Le magasin Kusmi Tea des Champs-Élysées fournit à la marque un excellent observatoire pour connaître les goûts de la clientèle étrangère et anticiper les marchés sur se développer à l’export

Le magasin Kusmi Tea des Champs-Élysées fournit à la marque un excellent observatoire pour connaître les goûts de la clientèle étrangère et anticiper les marchés sur se développer à l’export - Kusmi Tea-Orientis

Née en 1867 en Russie, la plus connue des marque de thé premium a bénéficié d'une relance patiente et méthodique par ses repreneurs français depuis 2003. Elle s'exporte désormais en Europe aux États-Unis et en Asie.

La patience est une vertu cardinale lorsqu'on parie sur la relance d'une marque plus que centenaire. De ce point de vue, le cas Kusmi Tea, qui fête cette année son 150ème anniversaire, est exemplaire. Née à Saint-Pétersbourg en 1867, cette vénérable marque de thé a bénéficié d'un lifting complet après sa reprise par ses repreneurs français en 2003. Et en moins de 15 ans, ils en ont fait l'un des acteurs les plus en vue de son secteur.

"En 2017, la société réalisera 90 millions d’euros de chiffre d’affaires. Nous employons 630 salariés dont 80 rien que sur la zone Allemagne-Autriche. Nous sommes l’une des 3600 ETI indépendantes françaises" explique Sylvain Orebi, président d'Orientis, maison-mère des thés Kusmi. 

En 2017, États-Unis et Japon seront les priorités à l'export

Ses thés sont diffusés dans 35 pays, "via un réseau de boutiques, des partenaires franchisés ou des distributeurs comme les grands magasins Neiman Marcus aux États-Unis ou Kaufhof en Allemagne" ajoute le chef d'entreprise qui s'est aussi développé sur la marché des infusions avec la marque Løv Organic. 

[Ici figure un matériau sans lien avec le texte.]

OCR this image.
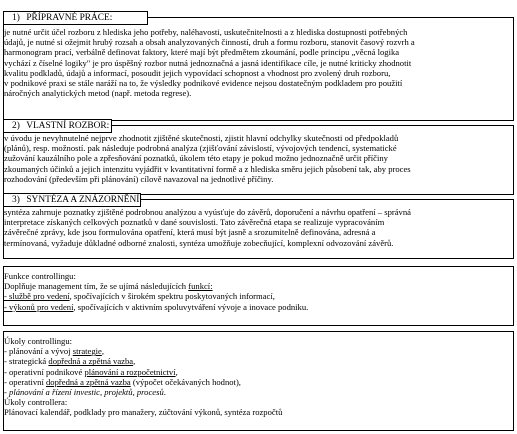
1) PŘÍPRAVNÉ PRÁCE:
je nutné určit účel rozboru z hlediska jeho potřeby, naléhavosti, uskutečnitelnosti a z hlediska dostupnosti potřebných
údajů, je nutné si ožejmit hrubý rozsah a obsah analyzovaných činností, druh a formu rozboru, stanovit časový rozvrh a
harmonogram prací, verbálně definovat faktory, které mají být předmětem zkoumání, podle principu „věcná logika
vychází z číselné logiky" je pro úspěšný rozbor nutná jednoznačná a jasná identifikace cíle, je nutné kriticky zhodnotit
kvalitu podkladů, údajů a informací, posoudit jejich vypovídací schopnost a vhodnost pro zvolený druh rozboru,
v podnikové praxi se stále naráží na to, že výsledky podnikové evidence nejsou dostatečným podkladem pro použití
náročných analytických metod (např. metoda regrese).
2) VLASTNÍ ROZBOR:
v úvodu je nevyhnutelné nejprve zhodnotit zjištěné skutečnosti, zjistit hlavní odchylky skutečnosti od předpokladů
(plánů), resp. možností. pak následuje podrobná analýza (zjišťování závislostí, vývojových tendencí, systematické
zužování kauzálního pole a zpřesňování poznatků, úkolem této etapy je pokud možno jednoznačně určit příčiny
zkoumaných účinků a jejich intenzitu vyjádřit v kvantitativní formě a z hlediska směru jejich působení tak, aby proces
rozhodování (především při plánování) cílově navazoval na jednotlivé příčiny.
3) SYNTÉZA A ZNÁZORNĚNÍ:
syntéza zahrnuje poznatky zjištěné podrobnou analýzou a vyúsťuje do závěrů, doporučení a návrhu opatření – správná
interpretace získaných celkových poznatků v dané souvislosti. Tato závěrečná etapa se realizuje vypracováním
závěrečné zprávy, kde jsou formulována opatření, která musí být jasně a srozumitelně definována, adresná a
termínovaná, vyžaduje důkladné odborné znalosti, syntéza umožňuje zobecňující, komplexní odvozování závěrů.
Funkce controllingu:
Doplňuje management tím, že se ujímá následujících funkcí:
- službě pro vedení, spočívajících v širokém spektru poskytovaných informací,
- výkonů pro vedení, spočívajících v aktivním spoluvytváření vývoje a inovace podniku.
Úkoly controllingu:
- plánování a vývoj strategie,
- strategická dopředná a zpětná vazba,
- operativní podnikové plánování a rozpočetnictví,
- operativní dopředná a zpětná vazba (výpočet očekávaných hodnot),
- plánování a řízení investic, projektů, procesů.
Úkoly controllera:
Plánovací kalendář, podklady pro manažery, zúčtování výkonů, syntéza rozpočtů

En 2017, ses priorités à l'export seront les États-Unis, où la marque a déjà deux boutiques, et le Japon. Au total, 35 ouvertures de boutiques sont programmées sur ses grandes zones de chalandise dans le monde.

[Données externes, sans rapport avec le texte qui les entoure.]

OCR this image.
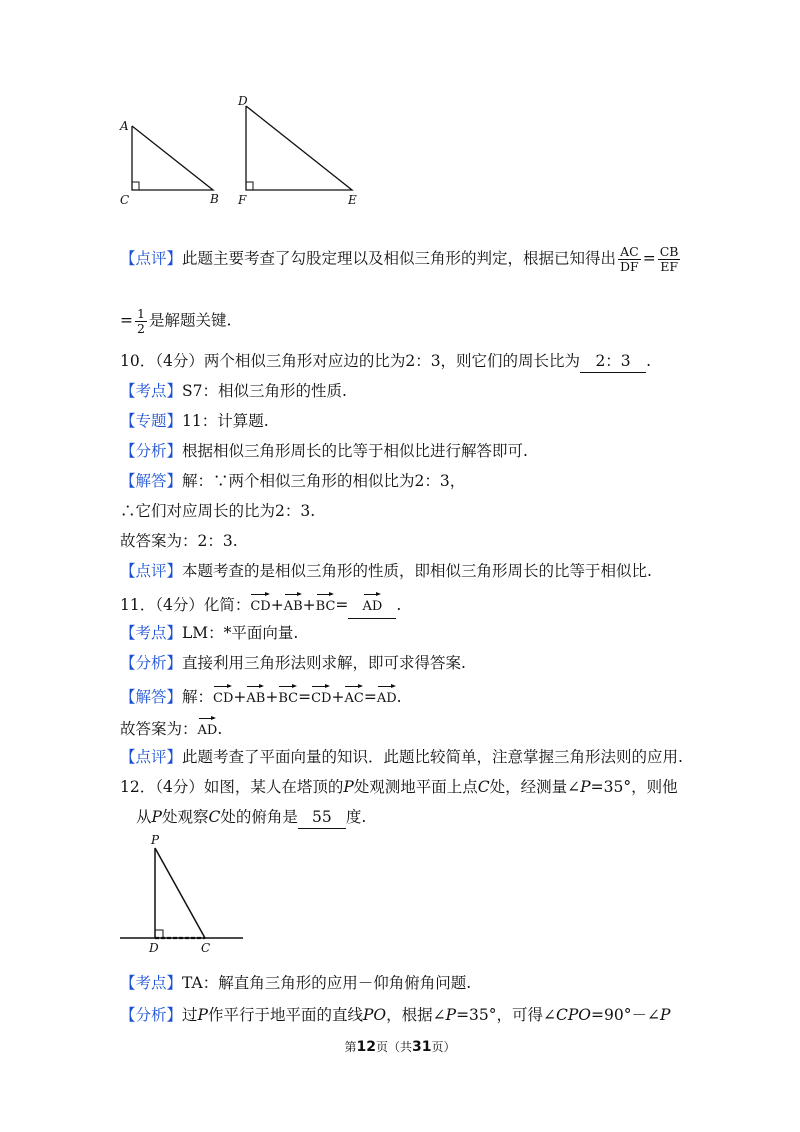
A
C	B
D
F	E
【点评】此题主要考查了勾股定理以及相似三角形的判定，根据已知得出 $\frac{AC}{DF} = \frac{CB}{EF}$
= $\frac{1}{2}$ 是解题关键.
10．（4分）两个相似三角形对应边的比为2：3，则它们的周长比为 2：3 .
【考点】S7：相似三角形的性质.
【专题】11：计算题.
【分析】根据相似三角形周长的比等于相似比进行解答即可.
【解答】解：∵两个相似三角形的相似比为2：3，
∴它们对应周长的比为2：3.
故答案为：2：3.
【点评】本题考查的是相似三角形的性质，即相似三角形周长的比等于相似比.
11．（4分）化简：CD+AB+BC= AD .
【考点】LM：*平面向量.
【分析】直接利用三角形法则求解，即可求得答案.
【解答】解：CD+AB+BC=CD+AC=AD.
故答案为：AD.
【点评】此题考查了平面向量的知识．此题比较简单，注意掌握三角形法则的应用.
12．（4分）如图，某人在塔顶的P处观测地平面上点C处，经测量∠P=35°，则他
从P处观察C处的俯角是 55 度.
P
D	C
【考点】TA：解直角三角形的应用－仰角俯角问题.
【分析】过P作平行于地平面的直线PO，根据∠P=35°，可得∠CPO=90°－∠P
第12页（共31页）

Dès le départ il y a plus de 13 ans, l'ambition affichée par ses repreneurs était de développer la première marque mondiale de thé premium. "Dans le thé, contrairement au café, aucune marque ne domine le marché mondial" rappelle Sylvain Orebi.

Un subtile dosage marketing entre tradition et modernité

Pour relancer la marque oubliée, les repreneurs français ont dû employer un subtil dosage, mêlant le passé original de ce thé d'origine russe et des valeurs de modernité.

"Nous avons souhaité respecter l’image voulue par son créateur, Pavel Kousmichoff. Nous avons revisité le logo et les boîtes colorées qui font l’identité de la marque. Il nous a fallu en tout deux ans et demi pour la relancer en revoyant la sélection des thés, leur qualité, jusqu’aux canaux de distribution" ajoute-t-il.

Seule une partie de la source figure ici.